I had a hole in my heart and had a surgery for heart murmer at age 11. everything has been fine since and discharged from hospital many years ago. In terms of having an open rhino with general anaesthesia, do I have a higher chance of risk of anything potentially going wrong? Should I avoid surgery with general anaesthetic involved and should my potential doctor recommend I or himself do any tests before hand? Thanks

Doctor Answers 3

Rhinoplasty - Heart Murmur (surgery as a child)

Your questions are so important -- This is elective surgery, so safety is paramount and even mild risks should be avoided. The person to weigh in on this subject would be either a cardiologist or anesthesiologist. Since you won't meet an anesthesiologist until you sign up for surgery it is best to have your primary doctor refer you to a cardiologist. They can give you a very educated risk profile, which will hopefully be very low, and let you know the pertinent issues. Hope that helps!

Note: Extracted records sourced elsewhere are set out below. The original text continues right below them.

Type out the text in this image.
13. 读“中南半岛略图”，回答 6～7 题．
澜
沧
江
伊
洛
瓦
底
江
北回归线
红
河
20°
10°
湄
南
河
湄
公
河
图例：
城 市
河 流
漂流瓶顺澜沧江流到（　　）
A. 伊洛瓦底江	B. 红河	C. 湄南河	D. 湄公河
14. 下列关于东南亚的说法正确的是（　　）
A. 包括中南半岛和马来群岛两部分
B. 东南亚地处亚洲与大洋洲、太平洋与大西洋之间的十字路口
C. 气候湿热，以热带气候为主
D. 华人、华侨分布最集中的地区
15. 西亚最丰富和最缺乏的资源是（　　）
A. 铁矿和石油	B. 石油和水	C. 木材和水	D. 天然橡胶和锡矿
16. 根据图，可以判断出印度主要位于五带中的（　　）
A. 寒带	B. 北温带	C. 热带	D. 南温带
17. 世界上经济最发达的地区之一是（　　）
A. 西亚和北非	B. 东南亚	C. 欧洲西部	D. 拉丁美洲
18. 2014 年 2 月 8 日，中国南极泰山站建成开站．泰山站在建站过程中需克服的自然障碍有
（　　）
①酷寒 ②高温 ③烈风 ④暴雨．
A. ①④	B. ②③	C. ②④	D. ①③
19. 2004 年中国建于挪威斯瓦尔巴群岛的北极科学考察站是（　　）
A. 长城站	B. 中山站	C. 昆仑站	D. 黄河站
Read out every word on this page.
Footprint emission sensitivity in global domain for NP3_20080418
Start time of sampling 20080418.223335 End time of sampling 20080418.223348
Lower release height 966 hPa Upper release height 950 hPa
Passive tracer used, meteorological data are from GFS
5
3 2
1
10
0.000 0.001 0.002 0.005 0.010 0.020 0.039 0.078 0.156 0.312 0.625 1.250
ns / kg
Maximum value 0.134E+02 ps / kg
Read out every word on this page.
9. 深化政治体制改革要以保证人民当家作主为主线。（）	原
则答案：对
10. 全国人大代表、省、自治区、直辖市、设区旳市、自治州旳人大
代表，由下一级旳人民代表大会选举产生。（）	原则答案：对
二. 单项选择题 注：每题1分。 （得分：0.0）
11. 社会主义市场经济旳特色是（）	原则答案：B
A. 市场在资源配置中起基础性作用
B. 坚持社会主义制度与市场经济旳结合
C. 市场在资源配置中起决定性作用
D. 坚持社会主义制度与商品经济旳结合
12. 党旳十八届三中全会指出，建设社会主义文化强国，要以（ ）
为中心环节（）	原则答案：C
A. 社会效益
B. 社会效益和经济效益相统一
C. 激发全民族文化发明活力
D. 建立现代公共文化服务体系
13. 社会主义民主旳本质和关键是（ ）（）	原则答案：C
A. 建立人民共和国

San Diego Facial Plastic Surgeon
5.0 out of 5 stars 1 review

Rhinoplasty & Heart Murmer

It's certainly possible to have a rhinoplasty when you've had a heart murmer. However, if you were my patient, I would want you to get clearance from a cardiologist before seeing me. Hope this helps.

Kindly,

Kouros Azar

Kouros Azar, MD
Thousand Oaks Plastic Surgeon
4.8 out of 5 stars 21 reviews

Rhinoplasty-heart murmur

It is possible to undergo a rhinoplasty procedure with a heart murmur and a previously closed hole in your heart. It's probably best to have clearance by your primary care physician/Cardiologist before undergoing elective cosmetic surgery such as a rhinoplasty under general anesthesia. In our practice, we perform allĀ  closed rhinoplasty surgeries under general anesthesia by a board-certified physician anesthesiologist for patient safety and comfort.

William Portuese, MD
Seattle Facial Plastic Surgeon
4.8 out of 5 stars 129 reviews

These answers are for educational purposes and should not be relied upon as a substitute for medical advice you may receive from your physician. If you have a medical emergency, please call 911. These answers do not constitute or initiate a patient/doctor relationship.